Right Explanation example: There are 15 trees originally. Then there were 21 trees after the Grove workers planted some more. So there must have been 21 - 15 = 6 trees that were planted. The answer is 6
Wrong explanation example: There are 21 - 15 = 6 trees originally. Then there were 15 trees after the Grove workers planted some more. So there must have been 21 trees that were planted.
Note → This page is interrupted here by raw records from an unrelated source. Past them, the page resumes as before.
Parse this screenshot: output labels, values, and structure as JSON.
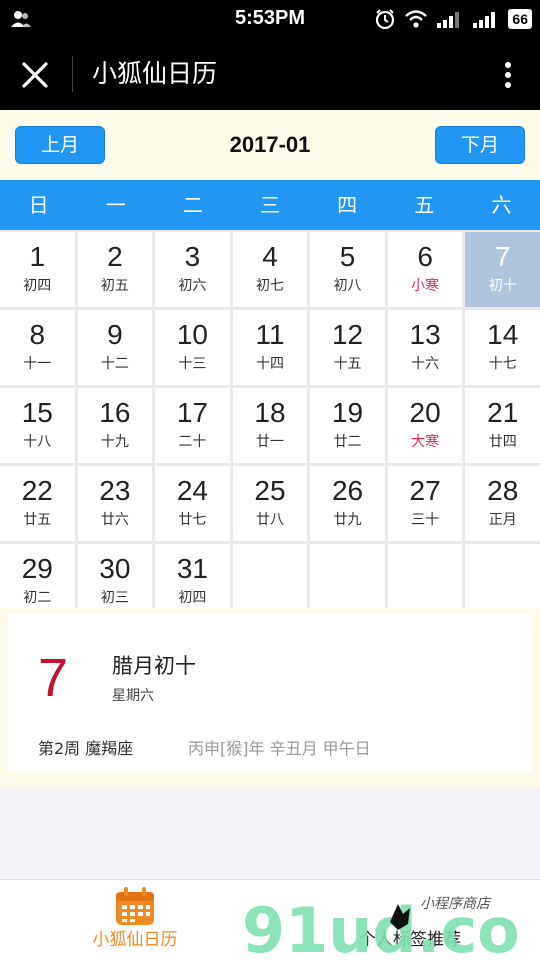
{
  "status_bar": {
    "time": "5:53PM",
    "battery": "66"
  },
  "nav": {
    "title": "小狐仙日历"
  },
  "month_nav": {
    "prev_label": "上月",
    "month": "2017-01",
    "next_label": "下月"
  },
  "weekdays": [
    "日",
    "一",
    "二",
    "三",
    "四",
    "五",
    "六"
  ],
  "days": [
    {
      "num": "1",
      "lunar": "初四"
    },
    {
      "num": "2",
      "lunar": "初五"
    },
    {
      "num": "3",
      "lunar": "初六"
    },
    {
      "num": "4",
      "lunar": "初七"
    },
    {
      "num": "5",
      "lunar": "初八"
    },
    {
      "num": "6",
      "lunar": "小寒",
      "term": true
    },
    {
      "num": "7",
      "lunar": "初十",
      "selected": true
    },
    {
      "num": "8",
      "lunar": "十一"
    },
    {
      "num": "9",
      "lunar": "十二"
    },
    {
      "num": "10",
      "lunar": "十三"
    },
    {
      "num": "11",
      "lunar": "十四"
    },
    {
      "num": "12",
      "lunar": "十五"
    },
    {
      "num": "13",
      "lunar": "十六"
    },
    {
      "num": "14",
      "lunar": "十七"
    },
    {
      "num": "15",
      "lunar": "十八"
    },
    {
      "num": "16",
      "lunar": "十九"
    },
    {
      "num": "17",
      "lunar": "二十"
    },
    {
      "num": "18",
      "lunar": "廿一"
    },
    {
      "num": "19",
      "lunar": "廿二"
    },
    {
      "num": "20",
      "lunar": "大寒",
      "term": true
    },
    {
      "num": "21",
      "lunar": "廿四"
    },
    {
      "num": "22",
      "lunar": "廿五"
    },
    {
      "num": "23",
      "lunar": "廿六"
    },
    {
      "num": "24",
      "lunar": "廿七"
    },
    {
      "num": "25",
      "lunar": "廿八"
    },
    {
      "num": "26",
      "lunar": "廿九"
    },
    {
      "num": "27",
      "lunar": "三十"
    },
    {
      "num": "28",
      "lunar": "正月"
    },
    {
      "num": "29",
      "lunar": "初二"
    },
    {
      "num": "30",
      "lunar": "初三"
    },
    {
      "num": "31",
      "lunar": "初四"
    }
  ],
  "detail": {
    "day": "7",
    "lunar_date": "腊月初十",
    "weekday": "星期六",
    "week_zodiac": "第2周 魔羯座",
    "ganzhi": "丙申[猴]年 辛丑月 甲午日"
  },
  "tabs": [
    {
      "label": "小狐仙日历",
      "active": true
    },
    {
      "label": "个人标签推荐",
      "active": false
    }
  ],
  "colors": {
    "accent": "#2196f3",
    "selected_cell": "#b0c4de",
    "solar_term": "#e0245e",
    "detail_day": "#c8102e",
    "tab_active": "#f08a24"
  },
  "watermark": {
    "brand": "91ud.com",
    "tagline": "小程序商店"
  }
}
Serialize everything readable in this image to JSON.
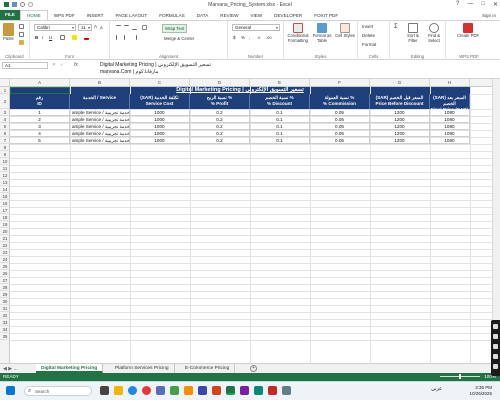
{
  "window": {
    "title": "Marvana_Pricing_System.xlsx - Excel",
    "controls": [
      "?",
      "—",
      "□",
      "✕"
    ]
  },
  "ribbon_tabs": [
    "FILE",
    "HOME",
    "WPS PDF",
    "INSERT",
    "PAGE LAYOUT",
    "FORMULAS",
    "DATA",
    "REVIEW",
    "VIEW",
    "DEVELOPER",
    "FOXIT PDF"
  ],
  "user": "Sign in",
  "ribbon": {
    "clipboard": {
      "paste": "Paste",
      "label": "Clipboard"
    },
    "font": {
      "name": "Calibri",
      "size": "11",
      "label": "Font",
      "bold": "B",
      "italic": "I",
      "underline": "U"
    },
    "alignment": {
      "wrap_text": "Wrap Text",
      "merge_center": "Merge & Center",
      "label": "Alignment"
    },
    "number": {
      "format": "General",
      "label": "Number",
      "currency": "$",
      "percent": "%",
      "comma": ","
    },
    "styles": {
      "conditional": "Conditional Formatting",
      "format_table": "Format as Table",
      "cell_styles": "Cell Styles",
      "label": "Styles"
    },
    "cells": {
      "insert": "Insert",
      "delete": "Delete",
      "format": "Format",
      "label": "Cells"
    },
    "editing": {
      "sum": "Σ",
      "sort_filter": "Sort & Filter",
      "find_select": "Find & Select",
      "label": "Editing"
    },
    "wps": {
      "create_pdf": "Create PDF",
      "label": "WPS PDF"
    }
  },
  "formula_bar": {
    "name_box": "A1",
    "fx": "fx",
    "content_line1": "Digital Marketing Pricing | تسعير التسويق الإلكتروني",
    "content_line2": "marvana.Com | مارفانا.كوم"
  },
  "columns": [
    "A",
    "B",
    "C",
    "D",
    "E",
    "F",
    "G",
    "H"
  ],
  "rows": [
    "1",
    "2",
    "3",
    "4",
    "5",
    "6",
    "7",
    "8",
    "9",
    "10",
    "11",
    "12",
    "13",
    "14",
    "15",
    "16",
    "17",
    "18",
    "19",
    "20",
    "21",
    "22",
    "23",
    "24",
    "25",
    "26",
    "27",
    "28",
    "29",
    "30",
    "31",
    "32",
    "33",
    "34",
    "35"
  ],
  "sheet": {
    "title": "Digital Marketing Pricing | تسعير التسويق الإلكتروني",
    "headers": [
      {
        "ar": "رقم",
        "en": "ID"
      },
      {
        "ar": "الخدمة / Service",
        "en": ""
      },
      {
        "ar": "(SAR) تكلفة الخدمة",
        "en": "Service Cost"
      },
      {
        "ar": "نسبة الربح %",
        "en": "% Profit"
      },
      {
        "ar": "نسبة الخصم %",
        "en": "% Discount"
      },
      {
        "ar": "نسبة العمولة %",
        "en": "% Commission"
      },
      {
        "ar": "(SAR) السعر قبل الخصم",
        "en": "Price Before Discount"
      },
      {
        "ar": "(SAR) السعر بعد الخصم",
        "en": "Final Price (SAR)"
      }
    ],
    "data": [
      [
        "1",
        "ample Service / خدمة تجريبية",
        "1000",
        "0.2",
        "0.1",
        "0.05",
        "1200",
        "1080"
      ],
      [
        "2",
        "ample Service / خدمة تجريبية",
        "1000",
        "0.2",
        "0.1",
        "0.05",
        "1200",
        "1080"
      ],
      [
        "3",
        "ample Service / خدمة تجريبية",
        "1000",
        "0.2",
        "0.1",
        "0.05",
        "1200",
        "1080"
      ],
      [
        "4",
        "ample Service / خدمة تجريبية",
        "1000",
        "0.2",
        "0.1",
        "0.05",
        "1200",
        "1080"
      ],
      [
        "5",
        "ample Service / خدمة تجريبية",
        "1000",
        "0.2",
        "0.1",
        "0.05",
        "1200",
        "1080"
      ]
    ]
  },
  "sheet_tabs": [
    "Digital Marketing Pricing",
    "Platform Services Pricing",
    "E-Commerce Pricing"
  ],
  "sheet_nav": "◀ ▶ ...",
  "status": {
    "ready": "READY",
    "zoom": "100%"
  },
  "taskbar": {
    "search": "Search",
    "lang": "عربي",
    "time": "3:36 PM",
    "date": "10/26/2025"
  },
  "colors": {
    "excel_green": "#217346",
    "header_navy": "#1f3f7a"
  }
}
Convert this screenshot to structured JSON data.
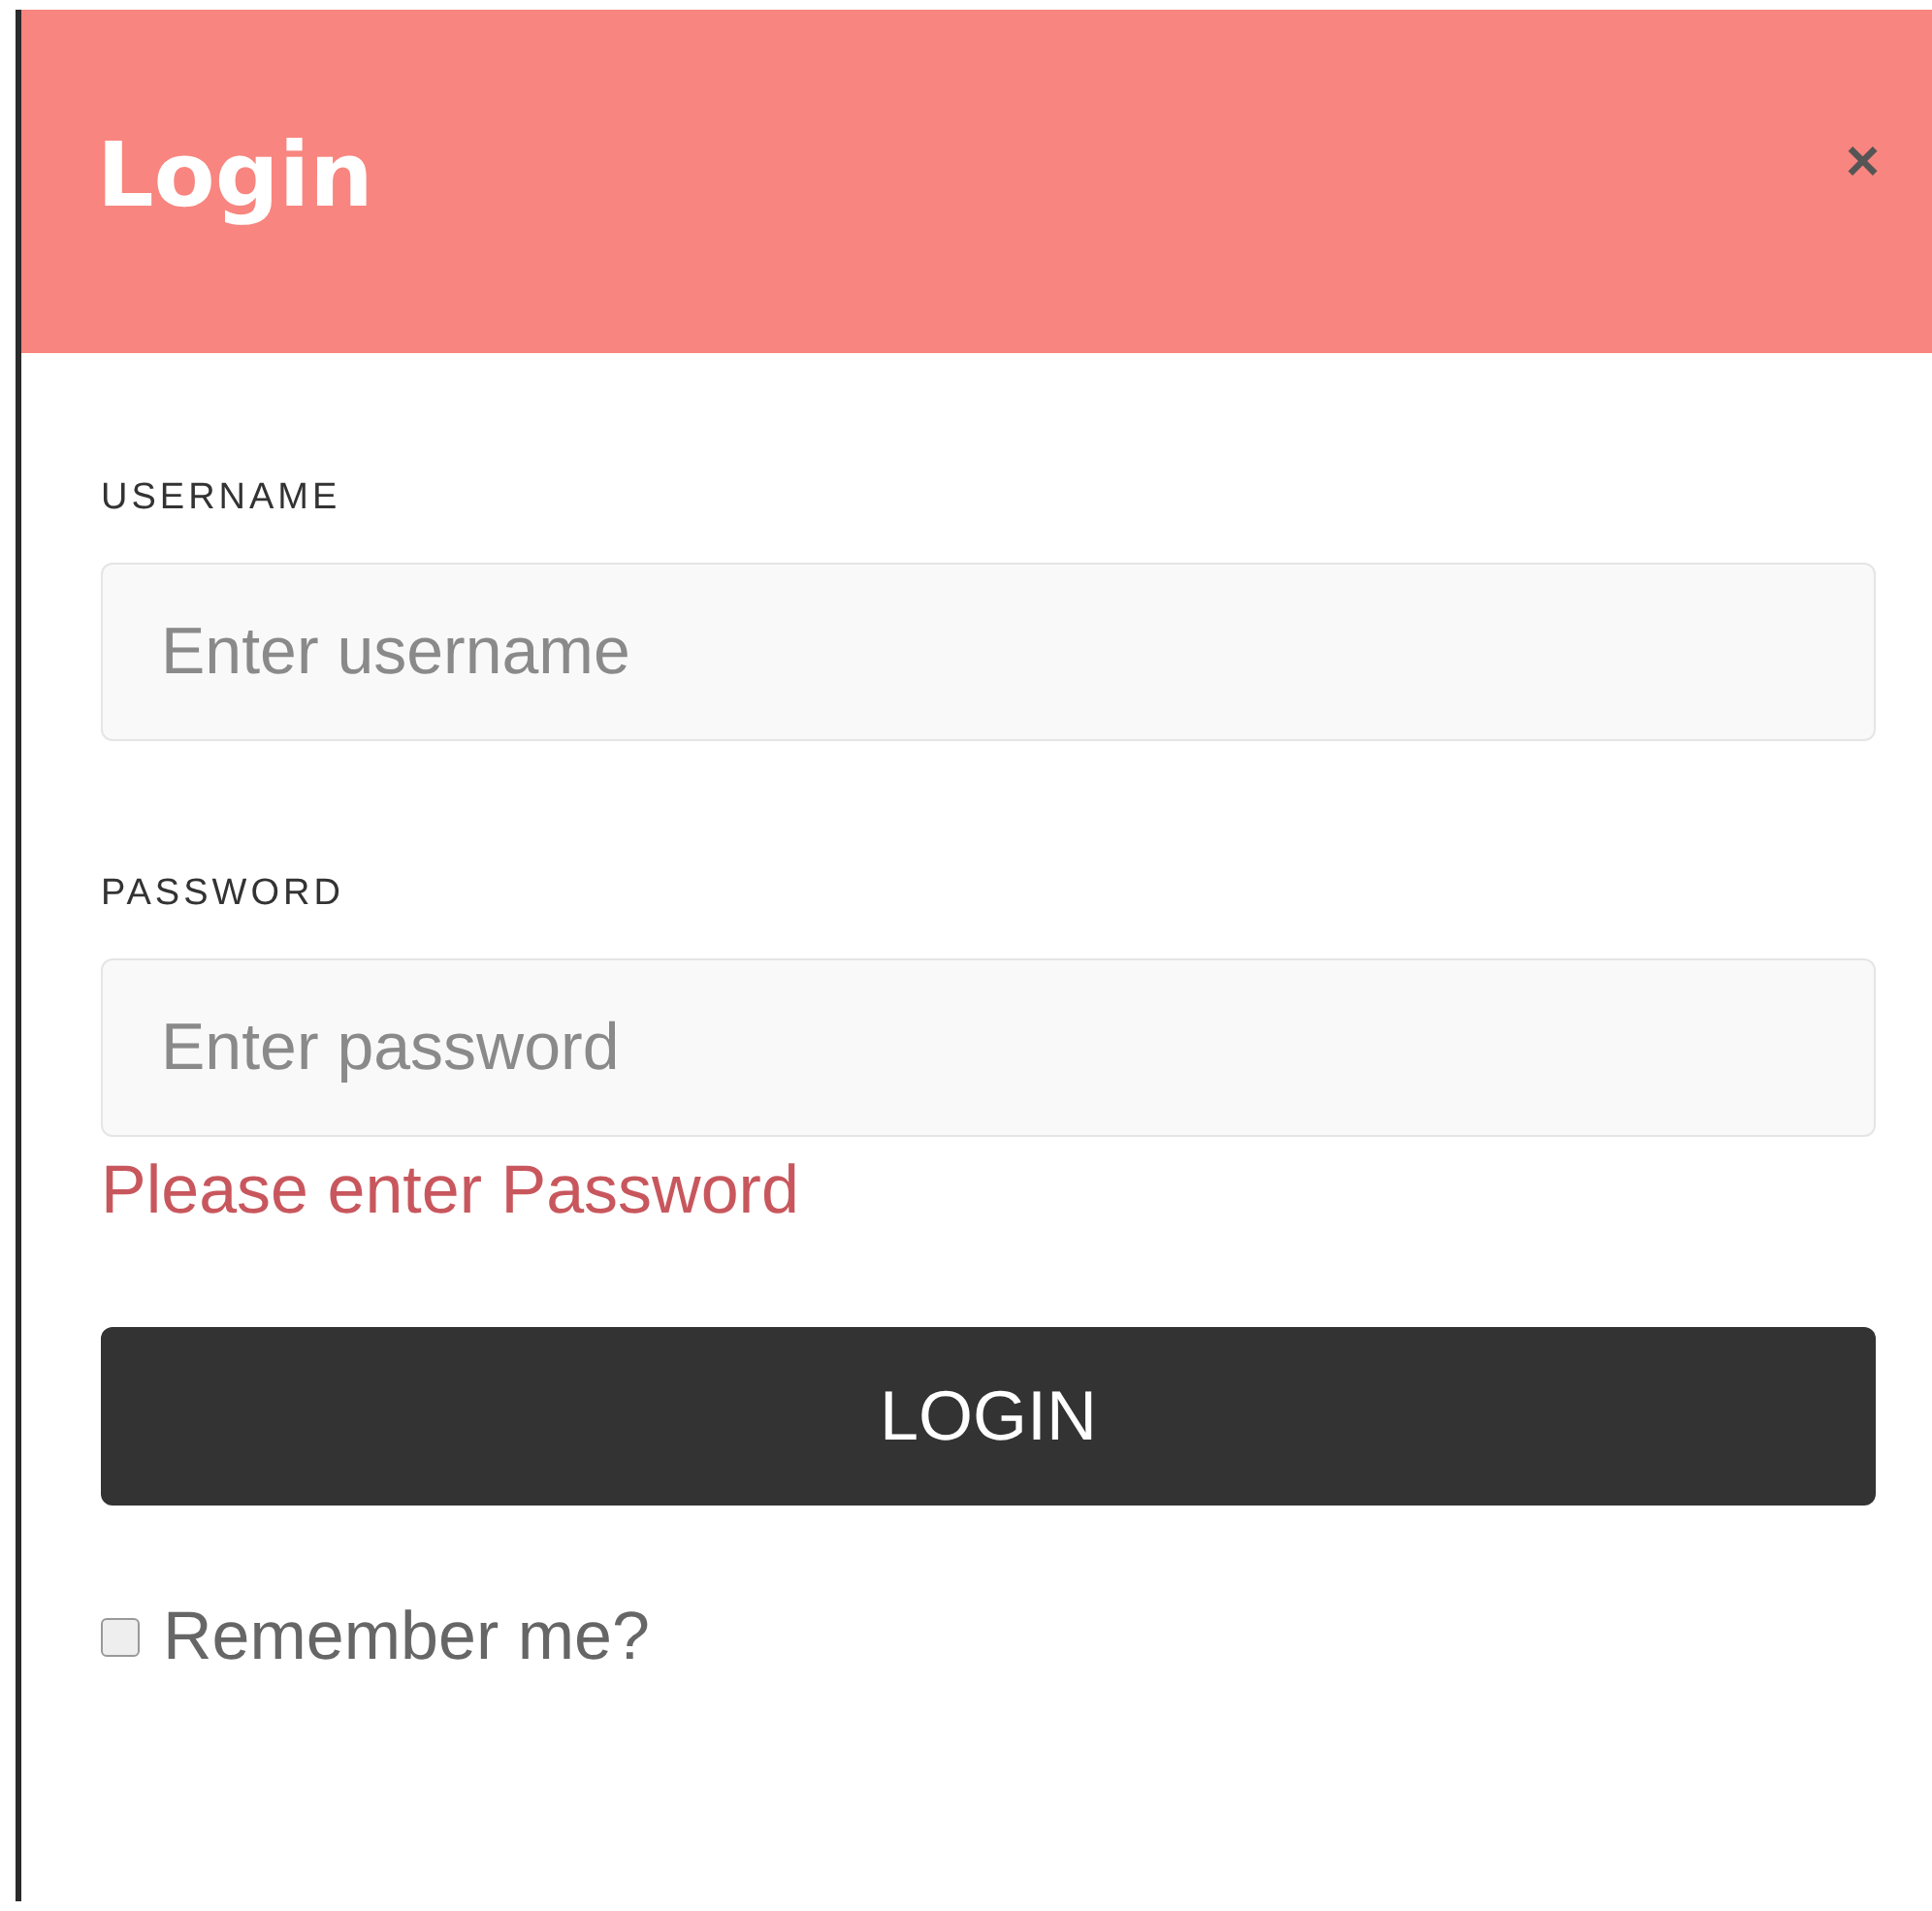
{
  "dialog": {
    "title": "Login",
    "close": "×"
  },
  "fields": [
    {
      "label": "USERNAME",
      "placeholder": "Enter username"
    },
    {
      "label": "PASSWORD",
      "placeholder": "Enter password",
      "error": "Please enter Password"
    }
  ],
  "submit": "LOGIN",
  "remember": {
    "label": "Remember me?",
    "checked": false
  }
}
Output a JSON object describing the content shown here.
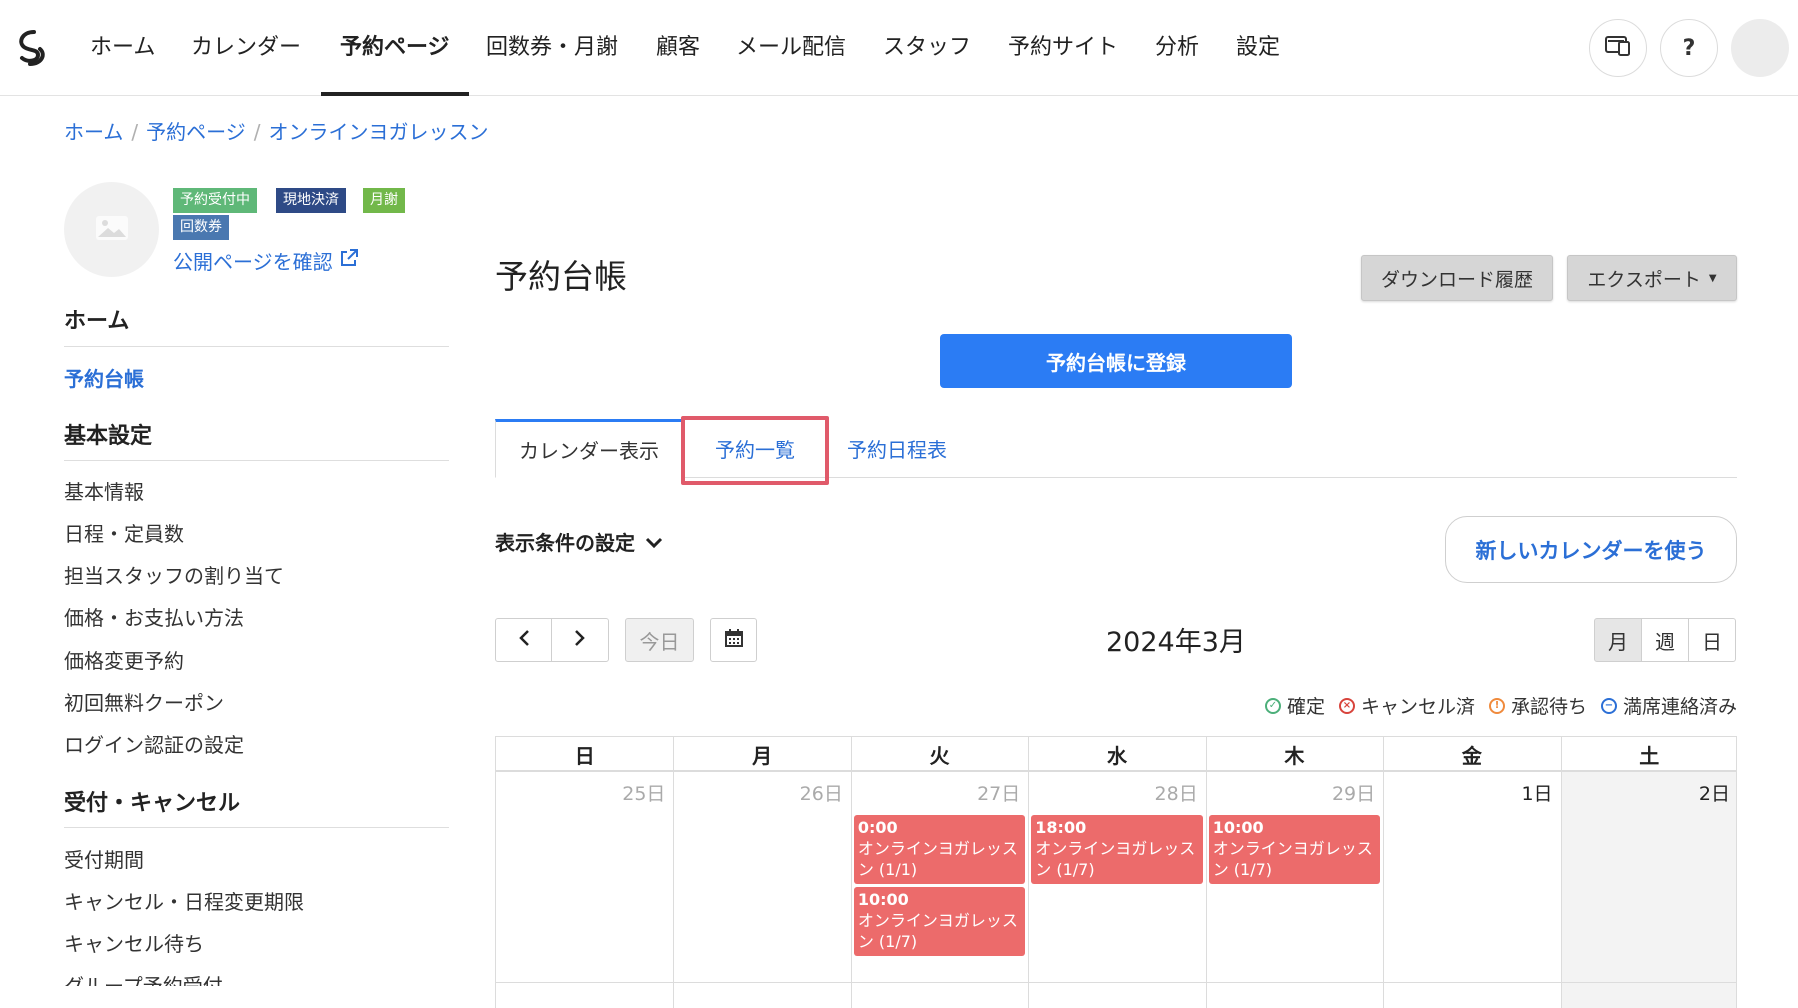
{
  "nav": {
    "items": [
      "ホーム",
      "カレンダー",
      "予約ページ",
      "回数券・月謝",
      "顧客",
      "メール配信",
      "スタッフ",
      "予約サイト",
      "分析",
      "設定"
    ],
    "active_index": 2,
    "help_label": "?"
  },
  "breadcrumb": [
    "ホーム",
    "予約ページ",
    "オンラインヨガレッスン"
  ],
  "badges": [
    {
      "label": "予約受付中",
      "color": "#5fb878"
    },
    {
      "label": "現地決済",
      "color": "#2e4a86"
    },
    {
      "label": "月謝",
      "color": "#72b84a"
    },
    {
      "label": "回数券",
      "color": "#4a78b0"
    }
  ],
  "public_link": "公開ページを確認",
  "sidebar": {
    "sections": [
      {
        "title": "ホーム",
        "items": [
          "予約台帳"
        ]
      },
      {
        "title": "基本設定",
        "items": [
          "基本情報",
          "日程・定員数",
          "担当スタッフの割り当て",
          "価格・お支払い方法",
          "価格変更予約",
          "初回無料クーポン",
          "ログイン認証の設定"
        ]
      },
      {
        "title": "受付・キャンセル",
        "items": [
          "受付期間",
          "キャンセル・日程変更期限",
          "キャンセル待ち",
          "グループ予約受付"
        ]
      }
    ],
    "active_item": "予約台帳"
  },
  "main": {
    "title": "予約台帳",
    "download_history": "ダウンロード履歴",
    "export": "エクスポート",
    "register_button": "予約台帳に登録",
    "tabs": [
      "カレンダー表示",
      "予約一覧",
      "予約日程表"
    ],
    "active_tab": 0,
    "highlighted_tab": 1,
    "filter_label": "表示条件の設定",
    "new_calendar_button": "新しいカレンダーを使う"
  },
  "calendar": {
    "today_label": "今日",
    "month_title": "2024年3月",
    "views": [
      "月",
      "週",
      "日"
    ],
    "active_view": 0,
    "legend": [
      {
        "label": "確定",
        "color": "#4caf7a",
        "icon": "check-circle-icon"
      },
      {
        "label": "キャンセル済",
        "color": "#d8443c",
        "icon": "x-circle-icon"
      },
      {
        "label": "承認待ち",
        "color": "#f08a3c",
        "icon": "exclamation-circle-icon"
      },
      {
        "label": "満席連絡済み",
        "color": "#2b6fd6",
        "icon": "minus-circle-icon"
      }
    ],
    "weekdays": [
      "日",
      "月",
      "火",
      "水",
      "木",
      "金",
      "土"
    ],
    "first_week_days": [
      "25日",
      "26日",
      "27日",
      "28日",
      "29日",
      "1日",
      "2日"
    ],
    "first_current_month_index": 5,
    "events": [
      {
        "day_index": 2,
        "slot": 0,
        "time": "0:00",
        "name": "オンラインヨガレッスン (1/1)"
      },
      {
        "day_index": 2,
        "slot": 1,
        "time": "10:00",
        "name": "オンラインヨガレッスン (1/7)"
      },
      {
        "day_index": 3,
        "slot": 0,
        "time": "18:00",
        "name": "オンラインヨガレッスン (1/7)"
      },
      {
        "day_index": 4,
        "slot": 0,
        "time": "10:00",
        "name": "オンラインヨガレッスン (1/7)"
      }
    ]
  }
}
The answer is 21
"""

In [7]:
def create_poor_model(model_name, prune_count=500):
    """
    Creates a "poor" model by pruning high-magnitude weights.

    Args:
        model_name (str): Pretrained model name or path.
        prune_count (int): Number of high-magnitude weights to prune globally.

    Returns:
        model: The modified "poor" model.
    """
    # Load the original model
    model = AutoModelForCausalLM.from_pretrained(
    model_name,
    torch_dtype=torch.bfloat16,
    device_map="auto"
)

    # Gather all model parameters
    weight_tensors = []

    for name, param in model.named_parameters():
        if "weight" in name and param.requires_grad:
            weight_tensors.append(param)

    # Flatten all weights for global pruning
    all_weights = torch.cat([w.view(-1) for w in weight_tensors])
    
    # Identify the top `prune_count` weights by magnitude
    _, indices_to_prune = torch.topk(all_weights.abs(), prune_count, largest=True)
    
    # Zero-out the identified weights
    with torch.no_grad():
        global_offset = 0
        for param in weight_tensors:
            param_size = param.numel()
            mask = (
                (indices_to_prune >= global_offset) & (indices_to_prune < global_offset + param_size)
            )
            local_indices = indices_to_prune[mask] - global_offset
            flat_param = param.view(-1)
            flat_param[local_indices] = 0.0
            param.copy_(flat_param.view(param.shape))
            global_offset += param_size

    print(f"pruned the top {prune_count} weights")
    return model

In [5]:
print("Initializing models...")

good_model = AutoModelForCausalLM.from_pretrained(
    "Qwen/Qwen2.5-Math-1.5B-Instruct",
    torch_dtype=torch.bfloat16,
    attn_implementation="flash_attention_2",
    device_map="auto"
)
tokenizer = AutoTokenizer.from_pretrained("Qwen/Qwen2.5-Math-1.5B-Instruct")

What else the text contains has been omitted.